Important: a median is quote-weighted unless a panel explicitly says it is listing-weighted. “After controls” is a model association, not proof that a host badge or vehicle trait caused a price difference.

08 / reference

What the data cannot prove#

Useful analysis gets stronger when its boundaries are explicit. These limits apply even when a signal looks compelling.

  • 01
    Not the checkout total. Quotes are before tax; protection and checkout-only options are outside the dataset.
  • 02
    Not availability demand. A listing disappearing can mean many things. It is not called a booking without direct evidence.
  • 03
    Not a causal experiment. Controlled price effects reduce obvious mix differences but do not prove causation.
  • 04
    Not review-text analysis. Current quality signals use aggregate rating, completed listing trips, and All-Star status. Public pages expose some reviews, but automated/commercial collection stays off unless Turo grants written permission for that use.
  • 05
    Not a prediction by default. A current lead-time curve compares different future trips today. Only repeated same-trip history measures repricing.
  • 06
    Not permanent. Price and availability can change at any moment. The linked listing remains the final source.

09 / reference

Bounded by design#

Every stored dataset has a replacement rule or retention limit. Growth should add coverage without creating an unbounded data pile.

current quote surfacewhole-replaced

Fixed-width quotes plus bounded indexes; publication stops safely at 20 MiB.

price changes48 hours

Recent drops stay actionable and then expire.

refresh detail7 days

Cadence stays inspectable without accumulating forever.
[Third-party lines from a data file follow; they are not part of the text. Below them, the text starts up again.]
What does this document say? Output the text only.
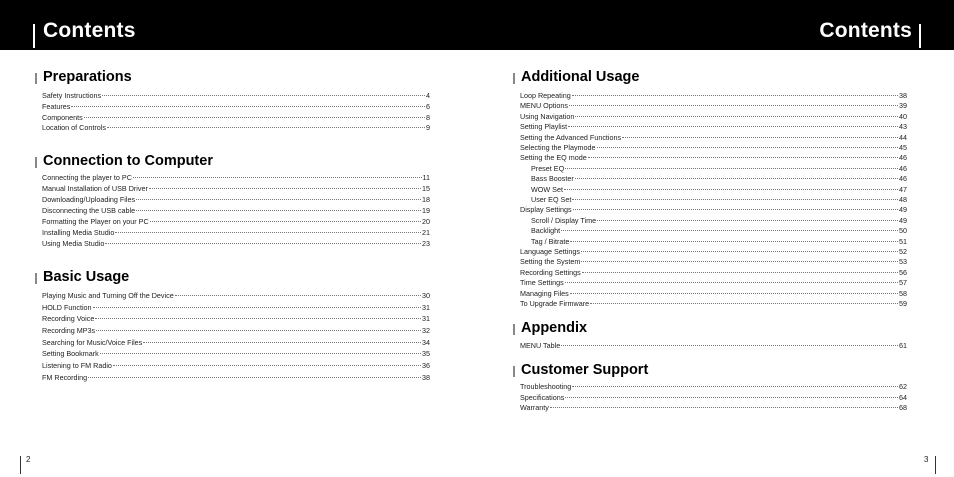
Contents
Preparations
Safety Instructions	4
Features	6
Components	8
Location of Controls	9
Connection to Computer
Connecting the player to PC	11
Manual Installation of USB Driver	15
Downloading/Uploading Files	18
Disconnecting the USB cable	19
Formatting the Player on your PC	20
Installing Media Studio	21
Using Media Studio	23
Basic Usage
Playing Music and Turning Off the Device	30
HOLD Function	31
Recording Voice	31
Recording MP3s	32
Searching for Music/Voice Files	34
Setting Bookmark	35
Listening to FM Radio	36
FM Recording	38
2
Contents
Additional Usage
Loop Repeating	38
MENU Options	39
Using Navigation	40
Setting Playlist	43
Setting the Advanced Functions	44
Selecting the Playmode	45
Setting the EQ mode	46
Preset EQ	46
Bass Booster	46
WOW Set	47
User EQ Set	48
Display Settings	49
Scroll / Display Time	49
Backlight	50
Tag / Bitrate	51
Language Settings	52
Setting the System	53
Recording Settings	56
Time Settings	57
Managing Files	58
To Upgrade Firmware	59
Appendix
MENU Table	61
Customer Support
Troubleshooting	62
Specifications	64
Warranty	68
3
market indices + drift180 days

Runway for calibrated time comparisons.

daily summaries400 days

A bounded year-over-year analytical window.

daily research snapshots400 days

Full-resolution analysis history, separate from serving.

growth.guardrail
new_store_allowed = retention_rule && size_bound && owner
publication       = validate first, point current last
failure           = preserve prior valid generation
compatibility     = old reader + new reader during migration

10 / reference

Future vehicle categories#

The first expansion beyond Tesla listings — the Luxury group — is live; specification rankings still require trustworthy trim-level data first.
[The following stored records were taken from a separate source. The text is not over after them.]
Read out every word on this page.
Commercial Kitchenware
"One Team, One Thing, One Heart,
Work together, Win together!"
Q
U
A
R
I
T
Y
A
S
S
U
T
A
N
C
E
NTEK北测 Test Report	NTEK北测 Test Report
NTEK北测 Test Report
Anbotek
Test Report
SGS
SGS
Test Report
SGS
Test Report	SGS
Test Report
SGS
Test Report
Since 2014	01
◉ LIVE The Luxury group is live. Its curated membership is make-level for Porsche, BMW, Mercedes-Benz, Audi, and Lexus, and model-level elsewhere: Range Rover and Range Rover Sport, plus the Escalade family and CT5-V/CT4-V — model years 2022 and newer only. It runs the same real-quote methodology described above on its own separate data store, refreshes about every two hours, and is filtered by make where the Tesla group is filtered by model. Groups are never blended: every price, band, and badge is computed within one group at a time.

◇ PLANNED
Structure only — none of these rankings are live.
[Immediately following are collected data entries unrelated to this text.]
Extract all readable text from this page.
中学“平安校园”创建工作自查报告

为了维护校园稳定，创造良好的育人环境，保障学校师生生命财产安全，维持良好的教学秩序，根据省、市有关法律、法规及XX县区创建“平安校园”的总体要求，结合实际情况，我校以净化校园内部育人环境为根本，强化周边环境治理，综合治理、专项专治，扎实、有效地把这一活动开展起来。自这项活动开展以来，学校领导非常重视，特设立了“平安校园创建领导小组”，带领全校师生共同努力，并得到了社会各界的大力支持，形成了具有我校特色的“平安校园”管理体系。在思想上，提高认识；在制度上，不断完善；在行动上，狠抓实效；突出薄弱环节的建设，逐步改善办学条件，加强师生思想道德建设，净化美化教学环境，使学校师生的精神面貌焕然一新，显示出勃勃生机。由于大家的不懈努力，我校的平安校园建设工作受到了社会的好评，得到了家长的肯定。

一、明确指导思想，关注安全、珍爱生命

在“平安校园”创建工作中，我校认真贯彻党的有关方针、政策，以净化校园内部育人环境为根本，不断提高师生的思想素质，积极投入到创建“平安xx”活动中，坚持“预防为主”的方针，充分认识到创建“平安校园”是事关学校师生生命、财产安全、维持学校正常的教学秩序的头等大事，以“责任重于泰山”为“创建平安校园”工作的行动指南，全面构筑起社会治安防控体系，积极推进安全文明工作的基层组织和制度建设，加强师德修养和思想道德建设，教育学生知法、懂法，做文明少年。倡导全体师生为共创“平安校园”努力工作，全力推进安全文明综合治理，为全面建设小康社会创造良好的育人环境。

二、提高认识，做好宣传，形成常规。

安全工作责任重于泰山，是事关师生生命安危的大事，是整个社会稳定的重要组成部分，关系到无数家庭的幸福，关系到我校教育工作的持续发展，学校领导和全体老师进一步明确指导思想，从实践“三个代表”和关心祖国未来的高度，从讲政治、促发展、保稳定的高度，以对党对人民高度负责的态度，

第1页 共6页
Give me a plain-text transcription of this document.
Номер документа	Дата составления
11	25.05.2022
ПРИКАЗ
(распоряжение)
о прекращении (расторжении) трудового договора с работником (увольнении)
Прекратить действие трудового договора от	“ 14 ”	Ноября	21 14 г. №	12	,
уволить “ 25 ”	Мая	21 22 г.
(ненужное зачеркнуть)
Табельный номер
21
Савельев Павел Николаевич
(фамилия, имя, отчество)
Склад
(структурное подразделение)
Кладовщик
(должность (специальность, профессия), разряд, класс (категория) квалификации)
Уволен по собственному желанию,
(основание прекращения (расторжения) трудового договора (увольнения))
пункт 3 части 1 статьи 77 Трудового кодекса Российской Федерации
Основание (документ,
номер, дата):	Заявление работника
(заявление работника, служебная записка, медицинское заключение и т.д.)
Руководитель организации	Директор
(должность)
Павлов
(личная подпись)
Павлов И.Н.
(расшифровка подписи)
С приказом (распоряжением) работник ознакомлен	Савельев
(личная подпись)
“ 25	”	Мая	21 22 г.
This documents the intended contract so future categories do not become opaque or misleading.

vehicle-catalog.schema
identity = make + model + year + trim
specs    = MSRP + acceleration + power + range + seats + cargo
quality  = exact | probable | unknown
rule     = uncertain inputs never become a confident ranking
listing-metadata.plan
permission_gate = written source license
claimed_fields  = trim + seats + range + features + delivery
verified_specs  = separate licensed catalog or VIN match
raw_reviews     = never retained by default
retention       = overwrite current + delete after 90d unseen
fastest / $

Verified performance divided by exact daily rental price.

MSRP / rental $

Inflation-adjusted original vehicle value per exact daily rental cost.

horsepower / $

Verified output per rental dollar for the selected trip.

range value

Usable driving range relative to the daily quote.

luxury bargain

High vehicle-value percentile at a low rental-price percentile.

family value

Seats, cargo, and range under an explicit daily budget.

Every future leaderboard will run after location/radius, dates, duration, and budget filters. It will show its inputs and formula—never collapse price, speed, distance, and quality into one unexplained score.